After nearly a decade of work, the International Union for Conservation of Nature (IUCN) has published the first 26 Green Status of Species assessments, which measure the recovery of species populations, and the effectiveness of conservation actions.
The new assessments will complement the IUCN’s Red List of Threatened Species, which measures how close a species is to extinction. The project’s goal is to demonstrate to the public and conservation professionals what methods of conservation work.
“Our goal is not just to prevent the extinction of species, but we also want species to recover,” says Reşit Akçakaya, a professor of ecology evolution at Stony Brook University, who has worked closely on the development of the Green Status of Species.
“I think it's important for us to objectively measure how much species are responding to conservation and how much they are recovering,” he adds.
The new Green Status of Species defines what “fully recovered” means for each species. The definition of extinction – when the last individual of a species dies – has been obvious. However, understanding what constitutes recovery is much trickier.
After discussing the issue with conservation professionals globally, Akçakaya and the IUCN determined three essential factors to measure recovery.
They determined that a species is fully recovered when it is: 1) present in all parts of its historical range before major human impacts or disruption 2) viable (able to reproduce successfully) in all parts of that range and 3) performs its ecological function in all parts of the range.
“Being able to think about things more holistically than the risk of extinction is important,” says Barney Long, the senior director of conservation strategies at Re:wild, who has been involved in the Green Status of Species since its earliest stages.
“I think the key thing to remember here is that extinction is what we want to avoid, whereas recovery is what we want to achieve,” he adds. “Until now, we have not had a mechanism to track what we want to achieve.”
Some observers see the added focus of species recovery to the Red List of Threatened Species as a more optimistic way to portray the uphill battle of protecting the Earth’s atrophying biodiversity, encouraging donors to keep writing checks and help fundraise.
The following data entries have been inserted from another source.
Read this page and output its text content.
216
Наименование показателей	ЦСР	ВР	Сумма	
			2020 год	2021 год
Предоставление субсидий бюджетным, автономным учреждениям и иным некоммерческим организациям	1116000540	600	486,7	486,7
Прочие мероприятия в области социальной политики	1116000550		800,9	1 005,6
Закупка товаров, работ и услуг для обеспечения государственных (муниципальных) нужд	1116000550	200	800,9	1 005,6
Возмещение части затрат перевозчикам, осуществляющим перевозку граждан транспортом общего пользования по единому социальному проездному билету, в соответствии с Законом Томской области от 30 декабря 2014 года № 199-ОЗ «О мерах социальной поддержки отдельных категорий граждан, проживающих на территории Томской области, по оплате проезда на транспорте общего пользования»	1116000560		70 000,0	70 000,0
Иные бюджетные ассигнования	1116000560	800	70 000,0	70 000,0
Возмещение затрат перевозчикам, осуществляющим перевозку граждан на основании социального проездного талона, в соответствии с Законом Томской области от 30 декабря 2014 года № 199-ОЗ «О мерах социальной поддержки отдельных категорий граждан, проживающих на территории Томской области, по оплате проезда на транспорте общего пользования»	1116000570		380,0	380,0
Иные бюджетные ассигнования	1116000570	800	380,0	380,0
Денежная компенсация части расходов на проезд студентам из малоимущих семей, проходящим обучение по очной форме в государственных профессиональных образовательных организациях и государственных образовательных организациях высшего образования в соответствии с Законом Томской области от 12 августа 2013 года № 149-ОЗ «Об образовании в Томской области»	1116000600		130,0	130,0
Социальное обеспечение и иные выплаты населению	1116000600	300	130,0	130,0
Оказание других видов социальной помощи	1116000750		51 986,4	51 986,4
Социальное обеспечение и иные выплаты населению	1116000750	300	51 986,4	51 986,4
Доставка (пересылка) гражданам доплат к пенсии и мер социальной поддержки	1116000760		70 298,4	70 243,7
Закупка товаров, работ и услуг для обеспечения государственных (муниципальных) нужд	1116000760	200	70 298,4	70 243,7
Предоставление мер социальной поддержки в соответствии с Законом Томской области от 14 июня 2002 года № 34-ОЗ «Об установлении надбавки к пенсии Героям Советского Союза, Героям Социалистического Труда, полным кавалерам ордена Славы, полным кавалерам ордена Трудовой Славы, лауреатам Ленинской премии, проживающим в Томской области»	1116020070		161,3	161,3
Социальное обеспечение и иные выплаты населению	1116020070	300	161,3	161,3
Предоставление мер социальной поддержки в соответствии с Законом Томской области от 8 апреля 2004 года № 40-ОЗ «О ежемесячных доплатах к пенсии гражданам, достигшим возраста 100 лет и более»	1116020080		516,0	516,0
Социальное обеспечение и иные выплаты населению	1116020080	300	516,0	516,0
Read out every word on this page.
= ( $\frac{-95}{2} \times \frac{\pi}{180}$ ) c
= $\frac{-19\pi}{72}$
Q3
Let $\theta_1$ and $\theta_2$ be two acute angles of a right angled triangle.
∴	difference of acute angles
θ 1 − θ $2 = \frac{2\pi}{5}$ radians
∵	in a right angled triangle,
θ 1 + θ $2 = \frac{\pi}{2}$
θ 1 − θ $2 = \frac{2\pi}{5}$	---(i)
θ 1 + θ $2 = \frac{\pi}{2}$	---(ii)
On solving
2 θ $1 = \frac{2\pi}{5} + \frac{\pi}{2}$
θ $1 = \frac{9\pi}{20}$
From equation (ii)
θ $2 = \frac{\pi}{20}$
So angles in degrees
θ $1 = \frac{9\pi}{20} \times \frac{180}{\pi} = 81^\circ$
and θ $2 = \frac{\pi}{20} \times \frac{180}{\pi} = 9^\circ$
However, Akçakaya and Long have a more nuanced view. They see the Green Status of Species as a way, to reframe how conservation is viewed focusing on incremental changes to the Green Status of Species instead of large headline-grabbing changes, such as extinctions.
The Red List of Threatened Species currently places species into categories, such as critically endangered, endangered, vulnerable, and near threatened, with species rarely moving from one to another, which is sometimes inferred as a lack of progress being made.
However, this is not always the case. Akçakaya says the fact that some species are still listed as threatened and not extinct represents a tremendous conservation success. Part of the Green Status of Species idea, which scores species from zero percent to 100 percent recovered, is to provide more precise changes in the status of a species.
“The other thing you have is these conservation impact metrics, which can give you a lot more nuance to the species conservation story even if you are not showing a change in Red List category or Green Status category,” says Long.
Part of this nuance is to place conservation efforts into a broader context. Akçakaya says the Green Status of Species prevents the phenomenon known as shifting baselines, or the innate human impulse to compare progress based on their own lived experience.
He says that shifting baselines have long hampered conservation efforts by changing the goals from one generation to the next.
“Even if it is theoretically impossible to get a species back to a score of 100-percent fully recovered, it is important for people to have the context of how far away it is from 100 percent because now they are seeing the full extent of climate change and other human impacts,” says Akçakaya.
Not only is this important for preserving biodiversity, but it will also mitigate some of the impacts of climate change. Even if a species can only be recovered to a score of 50 percent, its recovery will have a cascading effect on the whole ecosystem.
“The world is almost in ecosystem collapse, and we need to be recovering entire ecosystems,” says Long. “If you recover all the species, you are also recovering the ecosystems. Recovery is really important, and we need to make sure the world starts to recover.”
Akçakaya also emphasises a biodiversity crisis but says the solution is not simply to keep repeating this. The Green Status of Species shows which conservation methods lead to recovery and which are not, giving conservationists valuable information for planning conservation.
“Yes, there is a crisis, but there are also solutions,” says Akçakaya. “That is the message that we want to give. Conservation works. It's not hopeless and not pointless to try and assess and to improve species status.